Failure of price-sharing formula, implemented two years ago to reduce the tussle between small tea growers and the bought leaf factories on the green leaf price issue, is another example.

SILIGURI: No regulation can make things better unless it is enforced. Failure of price-sharing formula, implemented two years ago to reduce the tussle between small tea growers and the bought leaf factories on the green leaf price issue, is another example. The Centre is likely to scrap it soon.

“The formula of price sharing in the 60:40 ratio between the small tea growers and bought leaf factories did not work well, especially in North Bengal. We need to rethink the whole issue,” the Union minister of state for commerce and industry, Jairam Ramesh, said in Siliguri recently. According to concerned officials, the government may direct the Tea Board to scrap the formula soon.

As statistics goes, around 25% of the total tea production in North Bengal comes from the nearly 70 bought leaf factories supplied by around 1,200 small tea growers. While bought leaf factories complain of the poor quality of green leaf, small tea growers always protest about the poor payment system, which is sometimes as low as Rs 3.5 a kg.
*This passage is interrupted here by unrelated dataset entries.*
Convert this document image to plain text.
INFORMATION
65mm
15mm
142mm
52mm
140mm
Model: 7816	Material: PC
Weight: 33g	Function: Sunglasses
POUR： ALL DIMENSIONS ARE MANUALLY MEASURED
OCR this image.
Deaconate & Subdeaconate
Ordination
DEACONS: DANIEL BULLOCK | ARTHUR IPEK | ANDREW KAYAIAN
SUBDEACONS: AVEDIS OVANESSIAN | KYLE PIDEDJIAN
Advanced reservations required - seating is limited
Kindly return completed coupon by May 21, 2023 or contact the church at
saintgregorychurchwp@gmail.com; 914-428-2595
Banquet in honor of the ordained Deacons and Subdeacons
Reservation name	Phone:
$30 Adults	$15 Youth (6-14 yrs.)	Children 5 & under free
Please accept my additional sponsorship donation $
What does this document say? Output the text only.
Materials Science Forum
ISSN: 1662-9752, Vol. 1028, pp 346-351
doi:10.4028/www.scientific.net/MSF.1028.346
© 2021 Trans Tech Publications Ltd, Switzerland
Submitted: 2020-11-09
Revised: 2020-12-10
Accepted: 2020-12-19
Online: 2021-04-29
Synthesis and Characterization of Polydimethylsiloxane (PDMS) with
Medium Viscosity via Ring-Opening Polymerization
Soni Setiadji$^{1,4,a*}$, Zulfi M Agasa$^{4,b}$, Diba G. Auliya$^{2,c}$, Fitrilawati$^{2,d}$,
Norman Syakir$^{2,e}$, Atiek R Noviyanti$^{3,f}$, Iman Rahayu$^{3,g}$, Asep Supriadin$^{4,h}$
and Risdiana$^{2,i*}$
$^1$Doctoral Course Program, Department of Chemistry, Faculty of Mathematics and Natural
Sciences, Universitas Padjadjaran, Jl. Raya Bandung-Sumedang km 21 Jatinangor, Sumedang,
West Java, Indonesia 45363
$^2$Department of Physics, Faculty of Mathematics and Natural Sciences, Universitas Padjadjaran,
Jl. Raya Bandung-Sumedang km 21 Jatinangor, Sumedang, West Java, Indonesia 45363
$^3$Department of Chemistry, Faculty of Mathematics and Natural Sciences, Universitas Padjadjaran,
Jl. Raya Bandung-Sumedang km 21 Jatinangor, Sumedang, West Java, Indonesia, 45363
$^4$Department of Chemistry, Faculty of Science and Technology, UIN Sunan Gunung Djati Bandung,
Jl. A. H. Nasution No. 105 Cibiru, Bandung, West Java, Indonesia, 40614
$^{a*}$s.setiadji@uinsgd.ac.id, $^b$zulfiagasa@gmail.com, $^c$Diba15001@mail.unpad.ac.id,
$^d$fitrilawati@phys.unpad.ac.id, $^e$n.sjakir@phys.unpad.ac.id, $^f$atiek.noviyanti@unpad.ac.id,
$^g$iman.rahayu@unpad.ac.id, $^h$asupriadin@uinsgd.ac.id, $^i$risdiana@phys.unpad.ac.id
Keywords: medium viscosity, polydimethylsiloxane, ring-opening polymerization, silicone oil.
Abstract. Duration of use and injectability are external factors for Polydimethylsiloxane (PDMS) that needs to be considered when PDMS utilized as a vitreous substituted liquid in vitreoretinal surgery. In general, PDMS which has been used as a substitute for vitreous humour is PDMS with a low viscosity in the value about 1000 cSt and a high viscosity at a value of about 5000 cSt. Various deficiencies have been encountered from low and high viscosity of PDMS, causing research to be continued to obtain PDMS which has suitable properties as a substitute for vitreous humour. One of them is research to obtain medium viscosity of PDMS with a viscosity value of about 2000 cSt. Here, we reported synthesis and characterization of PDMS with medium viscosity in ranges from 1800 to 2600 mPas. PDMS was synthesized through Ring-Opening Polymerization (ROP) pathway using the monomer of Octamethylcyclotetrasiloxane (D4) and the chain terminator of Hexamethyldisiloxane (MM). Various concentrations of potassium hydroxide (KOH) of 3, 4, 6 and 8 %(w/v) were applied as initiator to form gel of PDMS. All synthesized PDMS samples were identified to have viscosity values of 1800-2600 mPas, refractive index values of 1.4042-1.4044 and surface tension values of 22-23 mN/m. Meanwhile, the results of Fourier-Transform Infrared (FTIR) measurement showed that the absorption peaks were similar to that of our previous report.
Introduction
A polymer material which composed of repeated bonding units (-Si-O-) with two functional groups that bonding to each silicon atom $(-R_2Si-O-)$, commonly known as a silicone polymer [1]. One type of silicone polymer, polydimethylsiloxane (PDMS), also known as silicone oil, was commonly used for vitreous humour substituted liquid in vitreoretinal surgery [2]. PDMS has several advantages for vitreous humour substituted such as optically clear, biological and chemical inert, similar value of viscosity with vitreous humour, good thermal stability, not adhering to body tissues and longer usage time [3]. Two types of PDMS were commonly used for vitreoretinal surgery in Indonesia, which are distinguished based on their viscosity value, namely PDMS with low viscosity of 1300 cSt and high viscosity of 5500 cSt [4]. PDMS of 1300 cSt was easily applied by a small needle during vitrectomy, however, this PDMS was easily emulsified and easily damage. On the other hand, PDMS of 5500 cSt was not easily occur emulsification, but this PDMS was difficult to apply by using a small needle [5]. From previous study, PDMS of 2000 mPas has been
To streamline the trouble, the Tea Board issued a directive clarifying the price-sharing formula. According to this, each bought leaf factory was expected to share 60% of the price realised from the market (against a specific batch of made tea) with the specific small tea grower that had supplied green leaf for the same batch of made tea.

It also said that in case of the realisation of a higher-than-average ‘auction price’ from the open market, the excess amount would be shared between bought leaf factory and small tea grower on a 50:50 basis.

All bought leaf factories were expected to keep a detailed database of their sale and purchases to determine the price of green leaf. Any non-compliance from any one of the two sides was to be considered a ‘punishable offence.’ However, market experts opined: “The regulation that was working perfectly in Sri Lanka failed here because lack of enforcement.”